Ürün Yerleştirme Uygulamalarının Fazlası Tüketiciyi Korkutuyor
Ürün yerleştirme uygulamalarının fazlalığının insanlarda "bilinç altım etkileniyor" endişesine neden olduğu belirlendi.
Ekonominin en önemli unsurlarından olan tüketimde ürünler hakkında halkın bilgilendirilmesi ve talep yaratmak amacıyla onların ikna edilmesini sağlayan pazarlamada iletiştim aracı olan reklam, zaman içerisinde çok farklı şekillerde uygulanmaya başlandı. Günümüzde yaygın kullanılan reklam çeşitlerinden ürün yerleştirme uygulamasında firmalar, marka, ürün, ambalaj, işaret ya da diğer ticari marka unsurlarını, öncelikle televizyon dizileri olmak üzere sinema, müzik klipleri ve bilgisayar oyunları ile tüketiciye ulaştırmaya çalışıyor.

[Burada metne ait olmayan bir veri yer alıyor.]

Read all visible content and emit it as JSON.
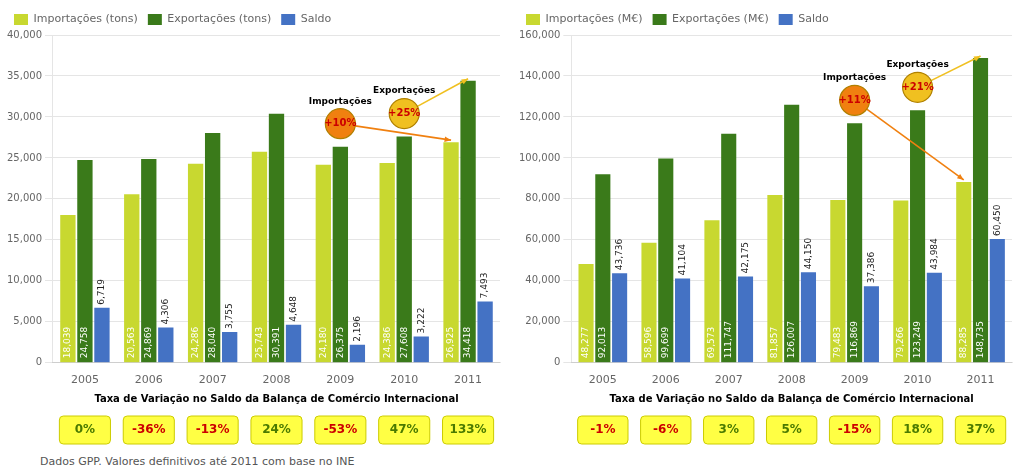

Çukurova Üniversitesi (ÇÜ) yüksek lisans öğrencisi Nuket Serin, "Ürün yerleştirme uygulamalarının tüketici satın alma niyeti ile ilişkisi"ne dair yüksek lisans tezinde, 18-25 yaş arası 420 üniversite öğrencisi üzerinde araştırma yaptı.
Araştırma sonuçlarına göre, ürün yerleştirmeye en uygun ürünler giyim, teknolojik, kozmetik, otomobil, sağlık ürünleri, fast-food ve spor malzemeleri, uygulamaya en uygun yayın türleri ise komedi, aksiyon, macera, bilim kurgu, romantik ve dram oldu.

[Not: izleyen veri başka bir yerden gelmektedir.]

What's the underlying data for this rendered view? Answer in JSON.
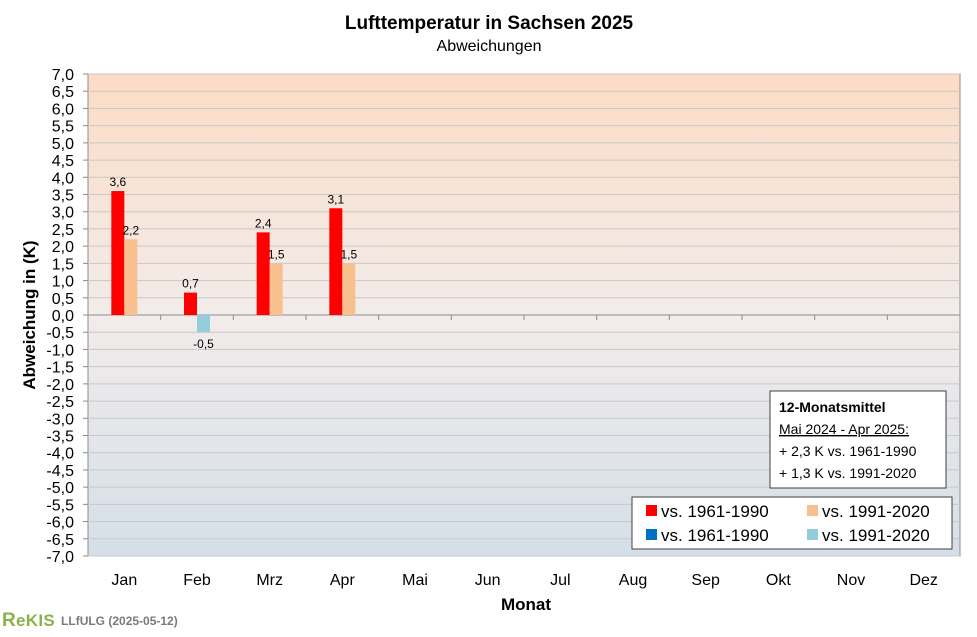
{
  "chart_data": {
    "type": "bar",
    "title": "Lufttemperatur  in Sachsen 2025",
    "subtitle": "Abweichungen",
    "xlabel": "Monat",
    "ylabel": "Abweichung in (K)",
    "ylim": [
      -7.0,
      7.0
    ],
    "ytick_step": 0.5,
    "ytick_labels": [
      "7,0",
      "6,5",
      "6,0",
      "5,5",
      "5,0",
      "4,5",
      "4,0",
      "3,5",
      "3,0",
      "2,5",
      "2,0",
      "1,5",
      "1,0",
      "0,5",
      "0,0",
      "-0,5",
      "-1,0",
      "-1,5",
      "-2,0",
      "-2,5",
      "-3,0",
      "-3,5",
      "-4,0",
      "-4,5",
      "-5,0",
      "-5,5",
      "-6,0",
      "-6,5",
      "-7,0"
    ],
    "categories": [
      "Jan",
      "Feb",
      "Mrz",
      "Apr",
      "Mai",
      "Jun",
      "Jul",
      "Aug",
      "Sep",
      "Okt",
      "Nov",
      "Dez"
    ],
    "series": [
      {
        "name": "vs. 1961-1990",
        "values": [
          3.6,
          0.65,
          2.4,
          3.1,
          null,
          null,
          null,
          null,
          null,
          null,
          null,
          null
        ],
        "color_pos": "#ff0000",
        "color_neg": "#0070c0"
      },
      {
        "name": "vs. 1991-2020",
        "values": [
          2.2,
          -0.5,
          1.5,
          1.5,
          null,
          null,
          null,
          null,
          null,
          null,
          null,
          null
        ],
        "color_pos": "#f9c08f",
        "color_neg": "#92cddc"
      }
    ],
    "data_labels": [
      [
        "3,6",
        "0,7",
        "2,4",
        "3,1",
        "",
        "",
        "",
        "",
        "",
        "",
        "",
        ""
      ],
      [
        "2,2",
        "-0,5",
        "1,5",
        "1,5",
        "",
        "",
        "",
        "",
        "",
        "",
        "",
        ""
      ]
    ],
    "legend": {
      "placement": "bottom-right",
      "entries": [
        {
          "label": "vs. 1961-1990",
          "color": "#ff0000"
        },
        {
          "label": "vs. 1991-2020",
          "color": "#f9c08f"
        },
        {
          "label": "vs. 1961-1990",
          "color": "#0070c0"
        },
        {
          "label": "vs. 1991-2020",
          "color": "#92cddc"
        }
      ]
    },
    "info_box": {
      "title": "12-Monatsmittel",
      "period": "Mai 2024 - Apr 2025:",
      "lines": [
        "+ 2,3 K vs. 1961-1990",
        "+ 1,3 K vs. 1991-2020"
      ]
    },
    "grid": true,
    "colors": {
      "plot_top": "#fcdcc5",
      "plot_mid": "#f2ecea",
      "plot_bottom": "#d5dfe9",
      "gridline": "#c8c8c8",
      "axis": "#7f7f7f"
    }
  },
  "footer": {
    "logo_initial": "R",
    "logo_rest": "eKIS",
    "org": "LLfULG (2025-05-12)",
    "logo_color": "#8bb24a"
  }
}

Katılımcıların, uygulamanın herhangi bir diyaloğun içerisinde yer almasına, bilboardlarda gösterilmesine ve çok sık ekranda gösterilmesine olumsuz baktıkları, ürünün popüler biri tarafından kullanmasını ise olumlu bulduğu araştırmada, en fazla hatırlanan ürünlerin gazlı içecekler, kahve, araç, cep telefonu ve diğer programların reklamları olduğu tespit edildi.

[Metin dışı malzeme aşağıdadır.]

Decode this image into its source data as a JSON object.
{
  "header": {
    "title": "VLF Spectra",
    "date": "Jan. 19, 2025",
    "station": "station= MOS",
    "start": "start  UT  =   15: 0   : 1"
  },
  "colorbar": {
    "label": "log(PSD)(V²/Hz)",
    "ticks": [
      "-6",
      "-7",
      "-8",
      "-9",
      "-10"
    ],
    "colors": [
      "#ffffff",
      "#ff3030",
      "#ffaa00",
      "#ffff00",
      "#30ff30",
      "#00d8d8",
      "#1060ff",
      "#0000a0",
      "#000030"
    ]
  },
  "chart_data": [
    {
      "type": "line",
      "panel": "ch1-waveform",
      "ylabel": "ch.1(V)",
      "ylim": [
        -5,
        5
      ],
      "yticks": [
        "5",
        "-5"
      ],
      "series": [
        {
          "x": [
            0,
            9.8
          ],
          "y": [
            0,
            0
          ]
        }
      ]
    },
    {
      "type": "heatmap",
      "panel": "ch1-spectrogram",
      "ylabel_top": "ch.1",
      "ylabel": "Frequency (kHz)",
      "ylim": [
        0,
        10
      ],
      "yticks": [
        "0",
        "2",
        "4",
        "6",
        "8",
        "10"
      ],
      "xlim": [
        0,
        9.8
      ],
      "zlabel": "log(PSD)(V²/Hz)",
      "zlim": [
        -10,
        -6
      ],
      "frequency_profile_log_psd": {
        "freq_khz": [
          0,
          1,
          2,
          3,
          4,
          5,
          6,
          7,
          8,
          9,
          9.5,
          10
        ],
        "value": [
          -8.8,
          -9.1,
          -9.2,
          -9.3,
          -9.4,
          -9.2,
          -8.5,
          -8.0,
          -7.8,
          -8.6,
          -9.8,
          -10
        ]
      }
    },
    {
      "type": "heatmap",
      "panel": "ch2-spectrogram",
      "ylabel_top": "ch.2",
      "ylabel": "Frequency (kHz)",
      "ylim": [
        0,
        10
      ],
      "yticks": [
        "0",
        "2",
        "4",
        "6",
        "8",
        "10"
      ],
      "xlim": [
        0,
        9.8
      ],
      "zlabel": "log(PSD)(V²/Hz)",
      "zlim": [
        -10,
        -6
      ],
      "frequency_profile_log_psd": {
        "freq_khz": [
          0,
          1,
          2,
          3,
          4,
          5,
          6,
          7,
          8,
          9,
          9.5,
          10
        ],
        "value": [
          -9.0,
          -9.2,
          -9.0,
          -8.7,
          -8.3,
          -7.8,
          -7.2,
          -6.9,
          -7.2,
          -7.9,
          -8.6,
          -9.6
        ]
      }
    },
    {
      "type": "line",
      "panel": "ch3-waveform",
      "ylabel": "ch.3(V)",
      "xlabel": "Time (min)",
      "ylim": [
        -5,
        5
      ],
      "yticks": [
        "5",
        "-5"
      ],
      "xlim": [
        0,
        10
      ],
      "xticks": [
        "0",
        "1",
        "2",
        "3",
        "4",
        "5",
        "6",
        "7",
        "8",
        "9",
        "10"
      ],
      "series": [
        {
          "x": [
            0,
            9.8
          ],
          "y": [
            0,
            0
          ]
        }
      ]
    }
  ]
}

Araştırmada, katılımcıların gıda, hazır giyim, otomotiv, cep telefonu, kişisel bakım ürünleri ve teknoloji ürünlerinin ürün yerleştirme reklamı yapılmasını anlayışla karşıladıkları, silah, alkol, sigara ve çocukları negatif etkilediğinden fastfood veya bilgisayar oyunları reklamlarının ise ürün yerleştirme uygulamasına konu olmasına olumsuz baktıkları anlaşıldı.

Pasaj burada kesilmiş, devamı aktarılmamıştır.